L’exposition met en lumière cette étape importante de sa vie en illustrant une série d’eaux fortes disposées les unes à côté des autres, comme des pages qui auraient été arrachées d’un livre. Des hommes peu vêtus y sont représentés par un trait fin et doux. La tendresse du geste est palpable. David Hockney a ainsi illustré les poèmes de Constantin Cavafy à une époque où son homosexualité était malmenée voire condamnée. A la suite de ces œuvres, il eut la certitude qu’il peindrait seulement ce qui comptait pour lui. C’était désormais sûr: il n’y avait rien de plus important que le désir et l’amour.
L’Amour, David Hockney l’a exprimé par le geste en peignant une série de portraits de personnes ayant compté pour lui. Nous y retrouvons l’emblématique Mr and Mrs Clark and Percy (représentant ses amis fraîchement mariés) ou encore My parents, rassemblés dans une seule et même pièce. Ces portraits, peints à l’aide d’une palette chromatique pure, donne une autre dimension à la peinture figurative: nous avons l’impression que l’artiste savait sonder les états d’âme de ses personnages.
Au fil de l’exposition, nous traversons les différentes périodes artistiques de David Hockney, toutes intimement liées à sa vie personnelle. Une vie où le hasard a occupé une place majeure, où la liberté est restée la seule constante de son existence. Il fait partie des rares peintres traitant le thème classique du paysage sans avoir peur de frôler l’anachronisme. Il est également de ceux qui, à l’aube de ses 80 ans, expérimentent et s’approprient les outils issus des technologies contemporaines.

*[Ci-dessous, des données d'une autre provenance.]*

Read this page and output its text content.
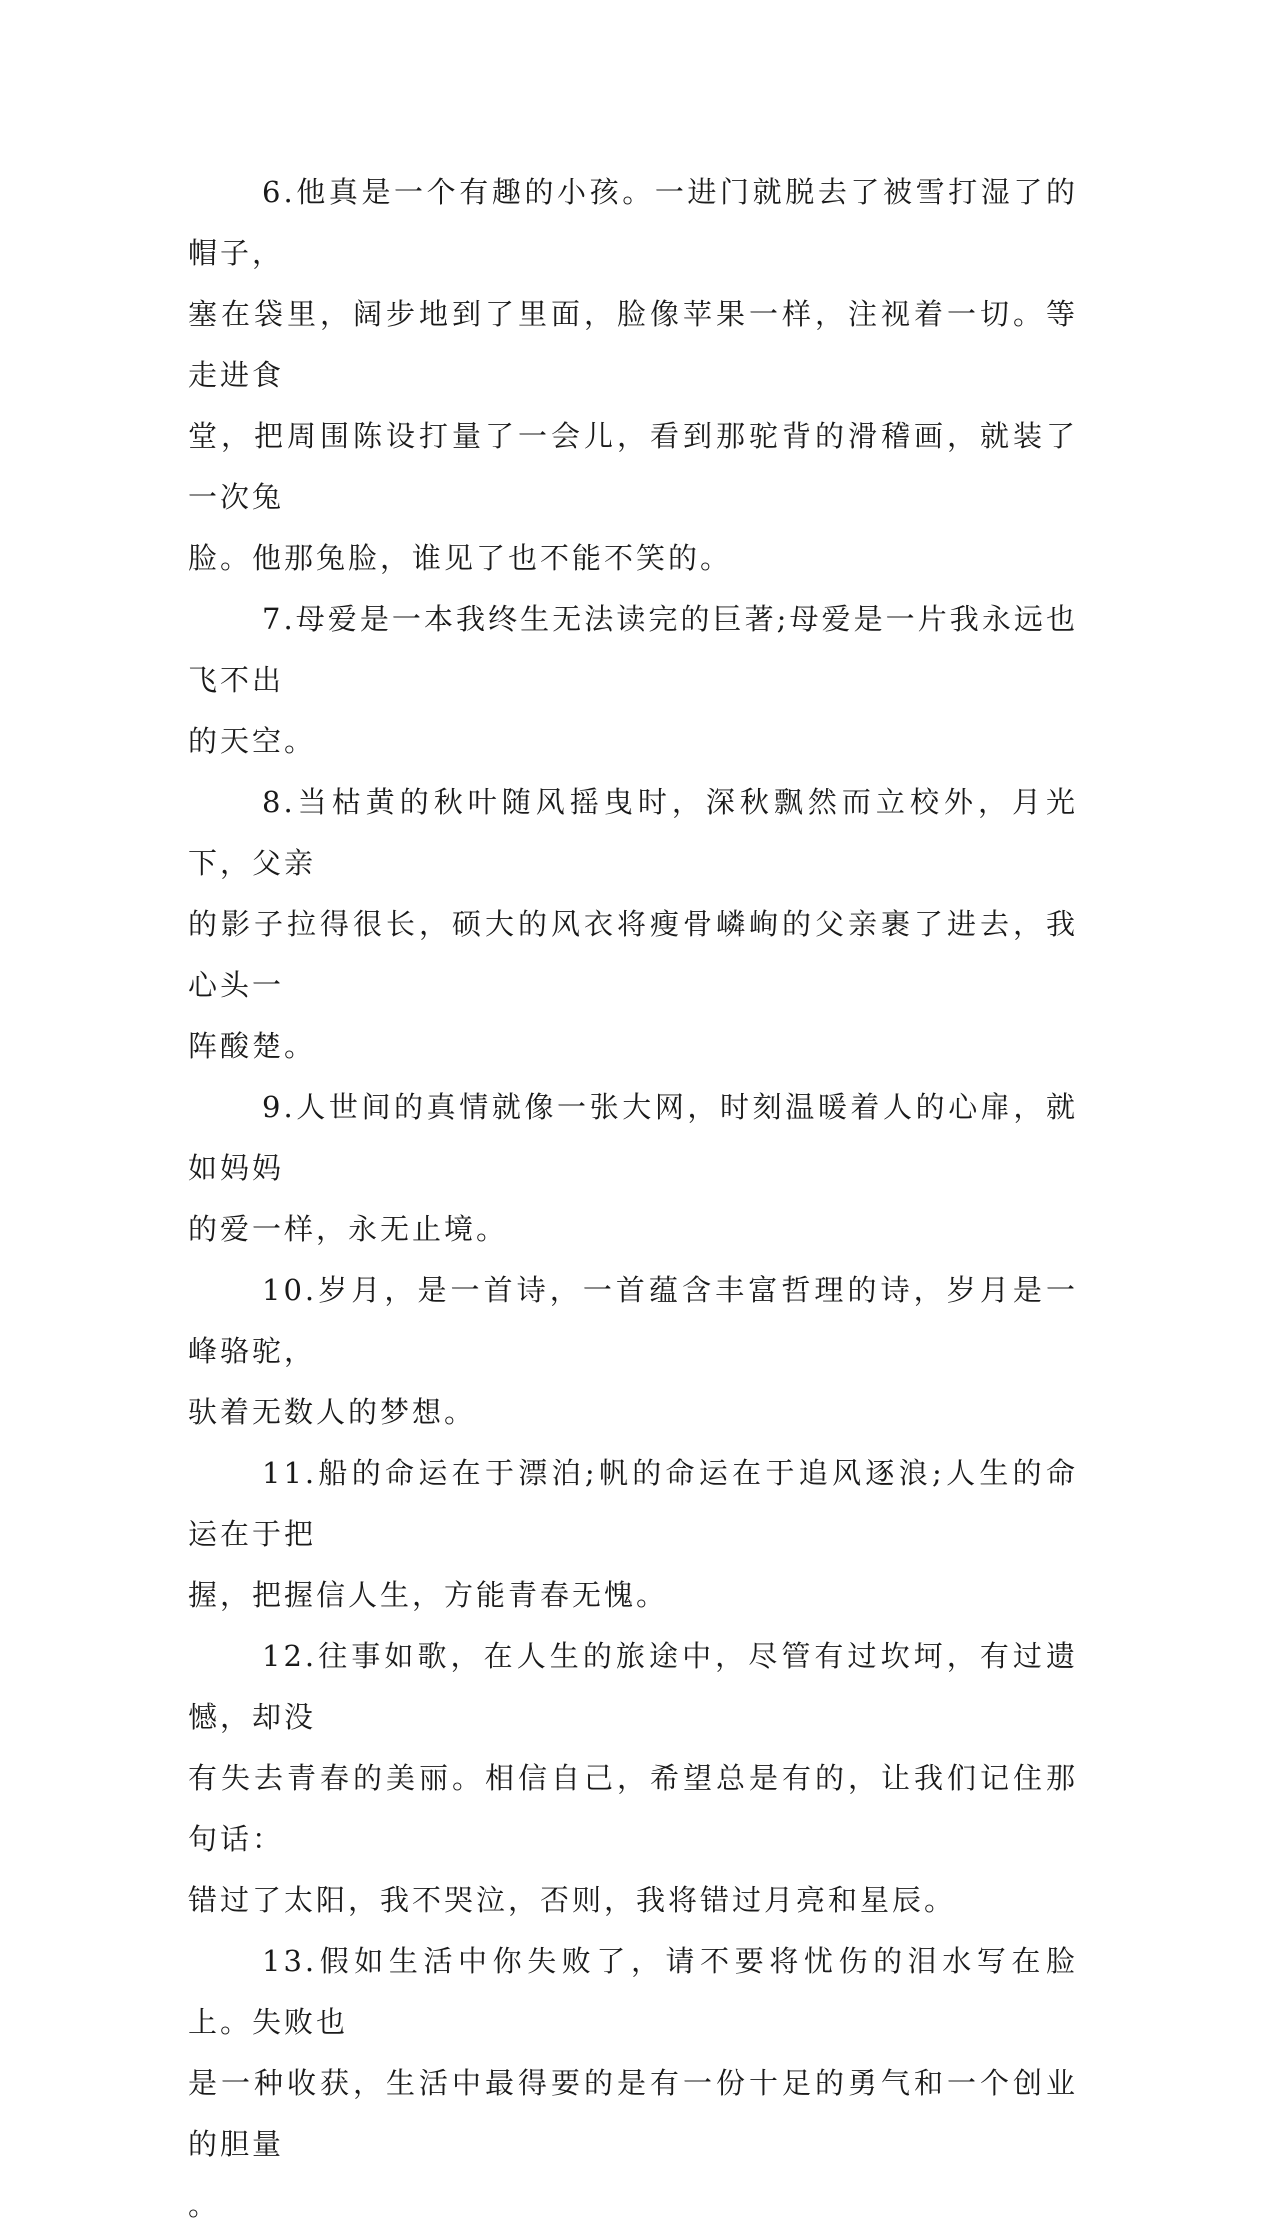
6.他真是一个有趣的小孩。一进门就脱去了被雪打湿了的帽子，
塞在袋里，阔步地到了里面，脸像苹果一样，注视着一切。等走进食
堂，把周围陈设打量了一会儿，看到那驼背的滑稽画，就装了一次兔
脸。他那兔脸，谁见了也不能不笑的。

7.母爱是一本我终生无法读完的巨著;母爱是一片我永远也飞不出
的天空。

8.当枯黄的秋叶随风摇曳时，深秋飘然而立校外，月光下，父亲
的影子拉得很长，硕大的风衣将瘦骨嶙峋的父亲裹了进去，我心头一
阵酸楚。

9.人世间的真情就像一张大网，时刻温暖着人的心扉，就如妈妈
的爱一样，永无止境。

10.岁月，是一首诗，一首蕴含丰富哲理的诗，岁月是一峰骆驼，
驮着无数人的梦想。

11.船的命运在于漂泊;帆的命运在于追风逐浪;人生的命运在于把
握，把握信人生，方能青春无愧。

12.往事如歌，在人生的旅途中，尽管有过坎坷，有过遗憾，却没
有失去青春的美丽。相信自己，希望总是有的，让我们记住那句话：
错过了太阳，我不哭泣，否则，我将错过月亮和星辰。

13.假如生活中你失败了，请不要将忧伤的泪水写在脸上。失败也
是一种收获，生活中最得要的是有一份十足的勇气和一个创业的胆量
。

La fin du parcours célèbre ainsi la sigularité de l’artiste avec l’exposition « L’arrivée du printemps, Normandie 2020 ». David Hockney a réalisé ces oeuvres entièrement à partir de son Ipad pendant le confinement. Cette exposition témoigne de son infinie capacité à se renouveler, se réinventer, toujours. Nous quittons la forêt aride du Yorkshire, qui ouvrait le parcours de l’exposition, pour nous retrouver au coeur d’une nature luxuriante. Les oeuvres aux couleurs éclatantes séduisent l'oeil et le coeur: une impression de voir -et ce peut être pour la première fois- la saison du printemps. A travers ce parcours riche, la double exposition présentée à BOZAR rend hommage à ce que l’artiste a pu offrir à ses regardeurs pendant plus de soixante ans. Il est celui qui permet de (re)voir l’essentiel, le paysage et ses perspectives illimitées, sa beauté infinie.